IT interviewers: fuck you

Contracts require a significantly different soft skillset at interview. And before and after it, for that matter. And a basic understanding of the legal landscape. What follows is just me thinking out loud; it may be useless to you.

My success rate at interview hovers around 50%, and I'm missing some fairly significant technical skills I really should have (front-end is a foreign country, and they do things differently there). I don't say this to boast (I recently had a three month dry spell that got me pretty nervous) but rather to support my advice:

Job hunting is a sales process, not a technical process, and most of us don't have sales experience. You've got a sales funnel, you shovel leads in at the top, and eventually a gig pops out the bottom. Thinking of it as a sales process might free you up to step outside what people think of as "the interview process" - do follow-ups! Cultivate personal relationships! Control the meeting agenda! Advertise!

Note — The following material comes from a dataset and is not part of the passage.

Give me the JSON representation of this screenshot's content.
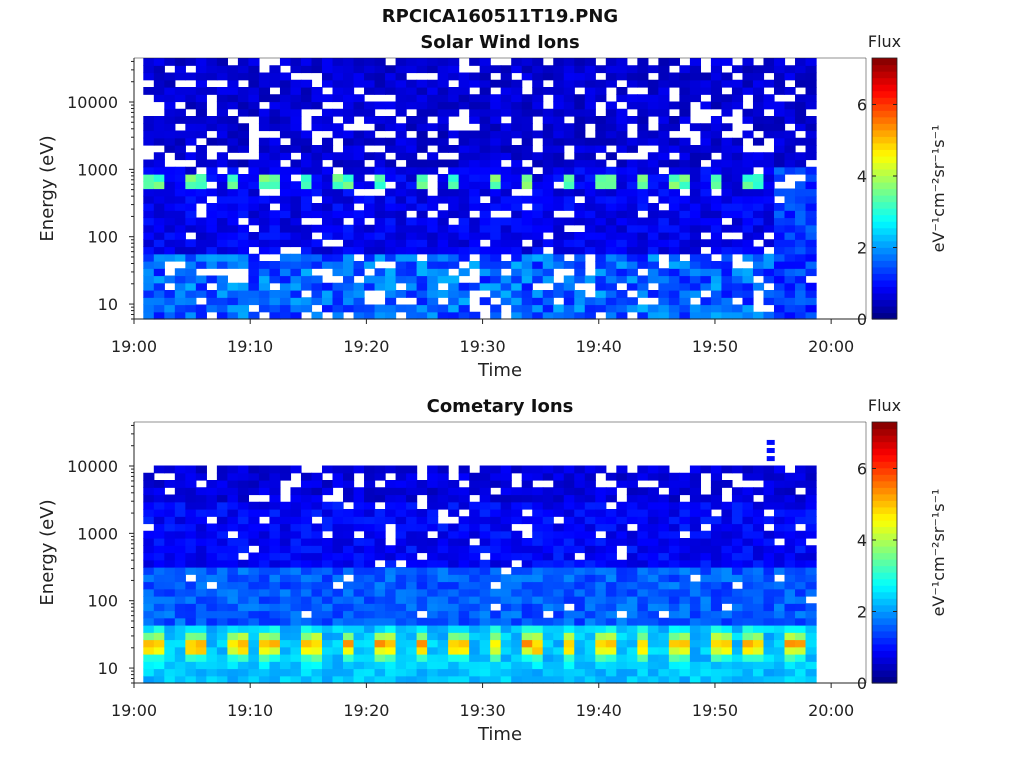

Be comfortable losing three quarters of the leads at each step of the funnel - this is normal. I actively reject a lot of leads earlier in the process (I don't want your no-name company on my CV, I don't do technical tests, I don't do agencies, etc etc) and I think that winnowing gives me a better success rate at the bottom of the funnel.

Your CV is a marketing document, a response to an RfP (this doesn't seem to be a problem for you).

Your interview is a sales pitch. This is where you're doing something wrong (and to be clear, it's you doing something wrong, not the customer - you're the salesman, this is all on you). But that's ok, it just means your funnel needs a little tweaking because you're losing too many leads at this point. Rejecting obvious bad fits earlier in the process may actually work for you. Ditto considering a larger geographic area (I'm open to the whole of England and Wales).

My approach at the interview stage is to identify the problems the client has (which means I have to question the client, not the other way around), then explain how I offer a solution (preferably with supporting examples culled from my work history - think of them as war stories, and have a bunch memorised so they're easy to call on). A successful interview, for me, is one where I've broken out of the "they ask a question, I answer it" pattern, and gotten closer to a back-and-forth conversation where we figure out how to solve their problems together. This is a very analytical, techie approach to sales, and there are probably better ways of doing it, but this works for me.

On whiteboard questions: your goal isn't to solve the problem on the whiteboard, that's only secondary. Think about how programmers use whiteboards in their jobs. They use them to sketch solutions for other programmers, and to collaborate. If you can get the interviewer to collaborate with you on a solution - if the pen starts going back and forth between you while you sketch out possible solutions - I guarantee you the job's in the bag. You've proved you're someone they can collaborate with, which is the clearest possible indicator that you'll be a good team member. How to get the interviewer out of their seat, how to get the pen going back and forth between you, that's the real problem you're trying to solve in a whiteboard exercise.

On personal fit: the question in the back of the interviewer's head is "can I stand to spend more time with this person than I spend with my spouse for the next three years of my life?" You need to get over this "I can't be at ease for 90 minutes because capitalism" mental block and just do it. Have you considered interview coaching and practice interviews? The first might get you honest feedback, the second might put you at ease.